Mignola et Arcudi débutent avec une première page d'introduction établissant les manifestations de monstres dans différents endroits du globe, avec tout ce qu'elles ont de destructrices. Les 2 pages suivantes permettent de faire le lien avec les aventures d'Abe Sapien dans sa propre série, tout en rappelant au bon souvenir du lecteur le comportement équivoque de Panya (mais sans développer cette intrigue secondaire qui dure depuis maintenant plusieurs années de parution). L'histoire peut alors se concentrer sur une nouvelle manifestation monstrueuse, Iosif Nichayko, et une autre intrigue secondaire liée à la captivité de Varvara.


Cette histoire est encore plus courte que la première, mais plus intense et plus intéressante dans la mesure où elle met en scène 2 personnages importants de la série BPRD (Isoif Nichayko et Carla Giarocco). Le récit repose plus sur l'intrigue que sur le développement des personnages.
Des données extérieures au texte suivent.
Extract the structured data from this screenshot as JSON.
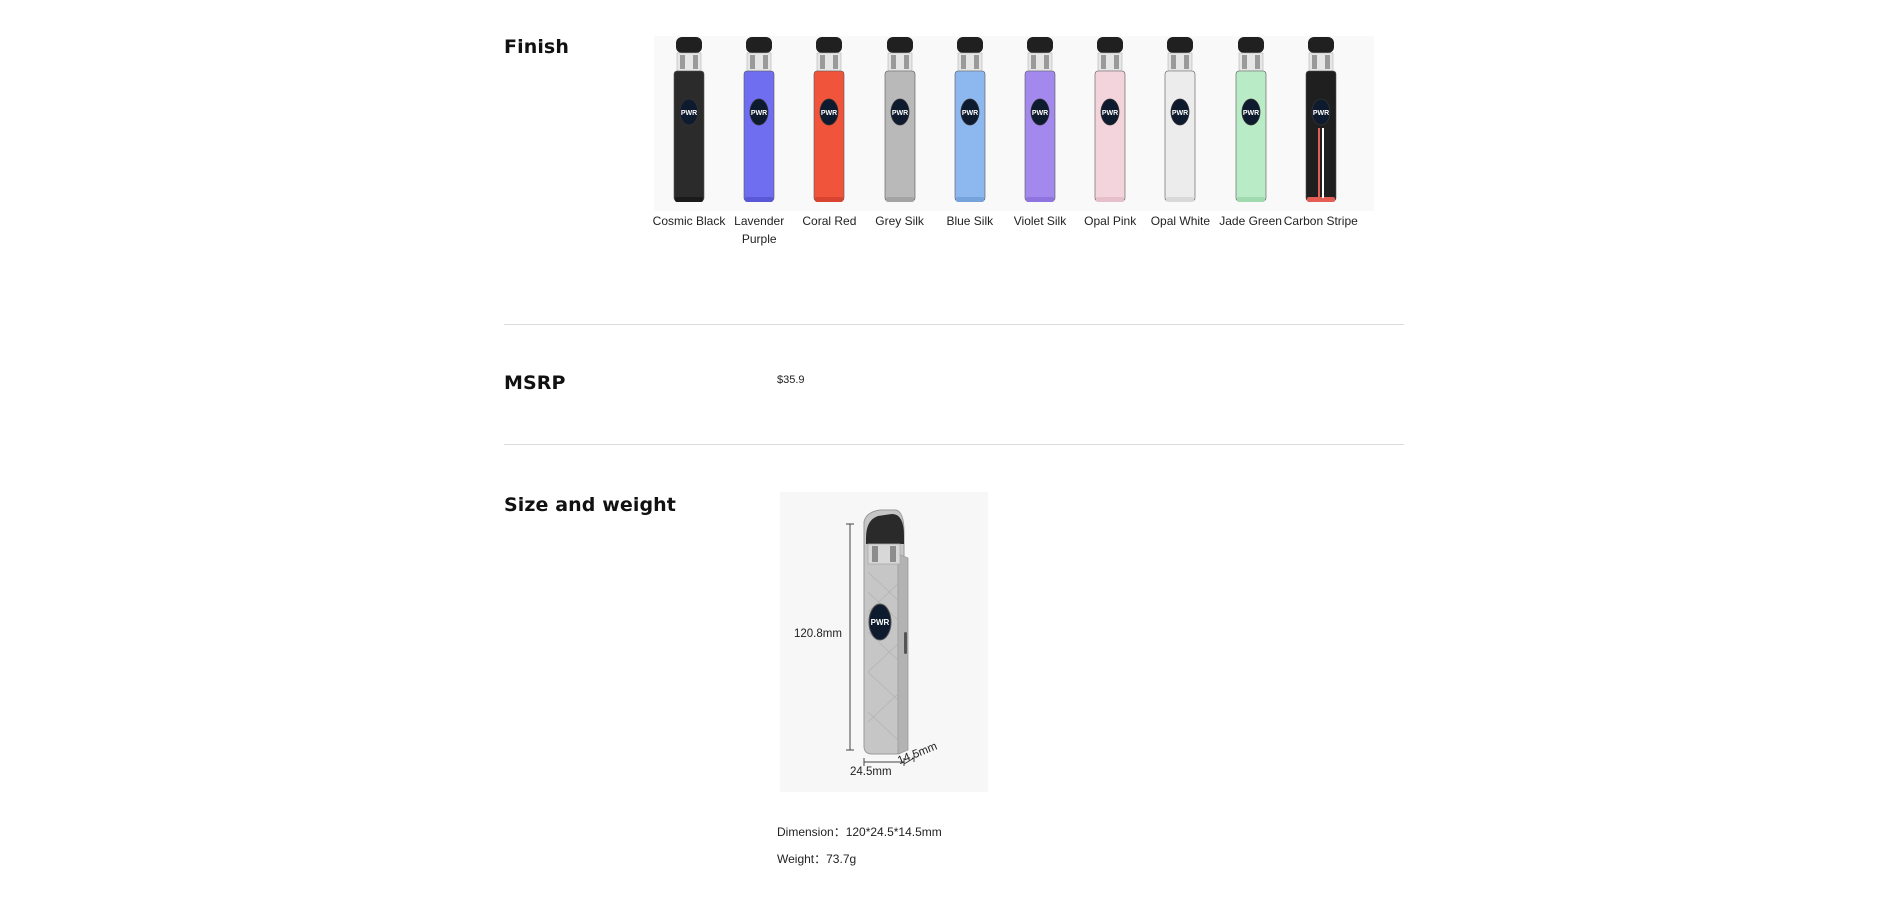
{
  "finish": {
    "title": "Finish",
    "swatches": [
      {
        "label": "Cosmic Black",
        "body": "#2b2b2b",
        "accent": "#1a1a1a"
      },
      {
        "label": "Lavender Purple",
        "body": "#6f6ef0",
        "accent": "#5958d8"
      },
      {
        "label": "Coral Red",
        "body": "#f0553c",
        "accent": "#d84430"
      },
      {
        "label": "Grey Silk",
        "body": "#b9b9b9",
        "accent": "#a3a3a3"
      },
      {
        "label": "Blue Silk",
        "body": "#8db8ef",
        "accent": "#77a3dc"
      },
      {
        "label": "Violet Silk",
        "body": "#a389ee",
        "accent": "#8f73de"
      },
      {
        "label": "Opal Pink",
        "body": "#f3d3dc",
        "accent": "#e5bfca"
      },
      {
        "label": "Opal White",
        "body": "#ececec",
        "accent": "#d9d9d9"
      },
      {
        "label": "Jade Green",
        "body": "#b9ecc6",
        "accent": "#a2dab0"
      },
      {
        "label": "Carbon Stripe",
        "body": "#1f1f1f",
        "accent": "#e35d55"
      }
    ],
    "screen_text": "PWR"
  },
  "msrp": {
    "title": "MSRP",
    "value": "$35.9"
  },
  "size_weight": {
    "title": "Size and weight",
    "height_label": "120.8mm",
    "width_label": "24.5mm",
    "depth_label": "14.5mm",
    "dimension_text": "Dimension：120*24.5*14.5mm",
    "weight_text": "Weight：73.7g",
    "device_color": "#c4c4c4",
    "screen_text": "PWR"
  }
}
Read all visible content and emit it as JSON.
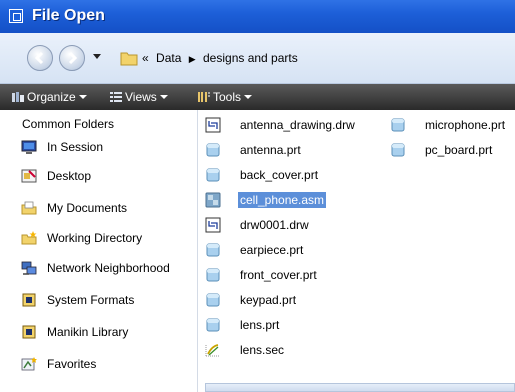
{
  "window": {
    "title": "File Open"
  },
  "address": {
    "overflow": "«",
    "crumbs": [
      "Data",
      "designs and parts"
    ]
  },
  "toolbar": {
    "organize": "Organize",
    "views": "Views",
    "tools": "Tools"
  },
  "sidebar": {
    "heading": "Common Folders",
    "items": [
      {
        "label": "In Session",
        "icon": "monitor-icon"
      },
      {
        "label": "Desktop",
        "icon": "desktop-icon"
      },
      {
        "label": "My Documents",
        "icon": "my-documents-icon"
      },
      {
        "label": "Working Directory",
        "icon": "working-directory-icon"
      },
      {
        "label": "Network Neighborhood",
        "icon": "network-icon"
      },
      {
        "label": "System Formats",
        "icon": "system-formats-icon"
      },
      {
        "label": "Manikin Library",
        "icon": "library-icon"
      },
      {
        "label": "Favorites",
        "icon": "favorites-icon"
      }
    ]
  },
  "files": {
    "column1": [
      {
        "name": "antenna_drawing.drw",
        "type": "drawing"
      },
      {
        "name": "antenna.prt",
        "type": "part"
      },
      {
        "name": "back_cover.prt",
        "type": "part"
      },
      {
        "name": "cell_phone.asm",
        "type": "assembly",
        "selected": true
      },
      {
        "name": "drw0001.drw",
        "type": "drawing"
      },
      {
        "name": "earpiece.prt",
        "type": "part"
      },
      {
        "name": "front_cover.prt",
        "type": "part"
      },
      {
        "name": "keypad.prt",
        "type": "part"
      },
      {
        "name": "lens.prt",
        "type": "part"
      },
      {
        "name": "lens.sec",
        "type": "sketch"
      }
    ],
    "column2": [
      {
        "name": "microphone.prt",
        "type": "part"
      },
      {
        "name": "pc_board.prt",
        "type": "part"
      }
    ]
  },
  "colors": {
    "titlebar": "#1d5fd8",
    "selection": "#5c8fd9",
    "toolbar": "#3a3a3a"
  }
}
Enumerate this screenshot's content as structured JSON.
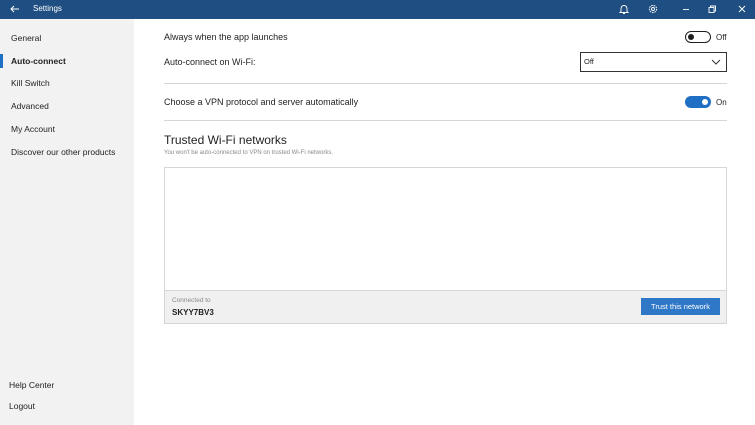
{
  "window": {
    "title": "Settings"
  },
  "sidebar": {
    "items": [
      {
        "label": "General"
      },
      {
        "label": "Auto-connect"
      },
      {
        "label": "Kill Switch"
      },
      {
        "label": "Advanced"
      },
      {
        "label": "My Account"
      },
      {
        "label": "Discover our other products"
      }
    ],
    "active": "Auto-connect",
    "bottom": [
      {
        "label": "Help Center"
      },
      {
        "label": "Logout"
      }
    ]
  },
  "main": {
    "app_launch": {
      "label": "Always when the app launches",
      "state": "Off"
    },
    "wifi": {
      "label": "Auto-connect on Wi-Fi:",
      "selected": "Off"
    },
    "protocol": {
      "label": "Choose a VPN protocol and server automatically",
      "state": "On"
    },
    "trusted": {
      "title": "Trusted Wi-Fi networks",
      "subtitle": "You won't be auto-connected to VPN on trusted Wi-Fi networks.",
      "connected_label": "Connected to",
      "connected_name": "SKYY7BV3",
      "trust_button": "Trust this network"
    }
  },
  "colors": {
    "titlebar": "#1f4f82",
    "accent": "#1f6fc5",
    "button": "#2f78c8",
    "sidebar": "#f2f2f2"
  },
  "icons": [
    "back-arrow-icon",
    "bell-icon",
    "gear-icon",
    "restore-icon",
    "close-icon",
    "chevron-down-icon"
  ]
}
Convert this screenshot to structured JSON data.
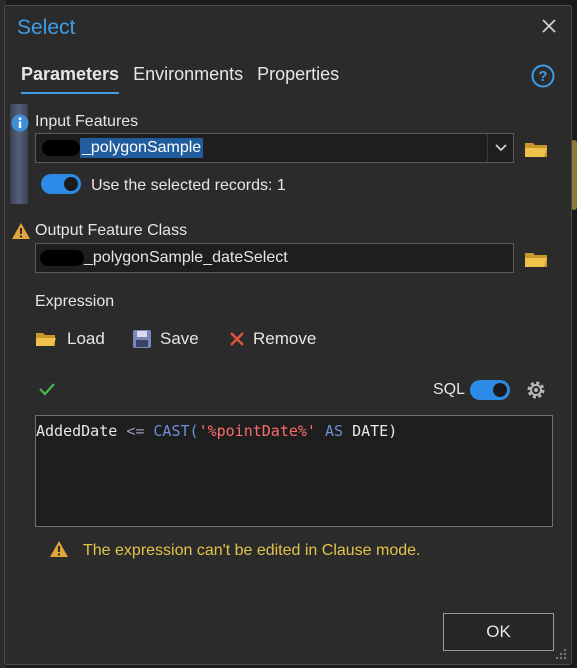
{
  "dialog": {
    "title": "Select",
    "tabs": [
      "Parameters",
      "Environments",
      "Properties"
    ],
    "active_tab": "Parameters"
  },
  "input_features": {
    "label": "Input Features",
    "value": "_polygonSample",
    "use_selected_label": "Use the selected records: 1",
    "use_selected_on": true
  },
  "output": {
    "label": "Output Feature Class",
    "value": "_polygonSample_dateSelect"
  },
  "expression": {
    "label": "Expression",
    "load_label": "Load",
    "save_label": "Save",
    "remove_label": "Remove",
    "sql_label": "SQL",
    "sql_on": true,
    "sql_tokens": {
      "field": "AddedDate",
      "op": "<=",
      "fn": "CAST(",
      "str": "'%pointDate%'",
      "as": "AS",
      "type": "DATE)"
    },
    "warning": "The expression can't be edited in Clause mode."
  },
  "footer": {
    "ok_label": "OK"
  },
  "colors": {
    "accent": "#3f9de8",
    "toggle": "#2d8ae6",
    "warning": "#e2c34a",
    "folder": "#e8b83a",
    "remove": "#e0533a"
  }
}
Pour cette intrigue, Mignola et Arcudi ont conçu un principe et un environnement plus originaux que ceux de la première partie. S'il est peu probable qu'un nouveau lecteur ou qu'un lecteur occasionnel de la série y trouve son compte, un lecteur régulier appréciera la saveur et la consistance des pièces qui viennent s'ajouter au développement de la série dans son ensemble.


Les dessins de Peter Snejbjerg s'inscrivent moins dans une veine réaliste que ceux de Campbell. Ils présentent un niveau de détails élevé, permettant de rendre chaque endroit spécifique et cohérent avec les particularités du récit, qu'il s'agisse d'une vieille maison dans un champ de neige (et de son ameublement), ou de l'avancée de chars de combat dans les rues de la ville. Snejbjerg a atténué sa propension à dessiner des visages aux expressions comiques, même s'il en subsiste une trace de ci de là, ce qui dénote un peu par rapport à la nature du récit.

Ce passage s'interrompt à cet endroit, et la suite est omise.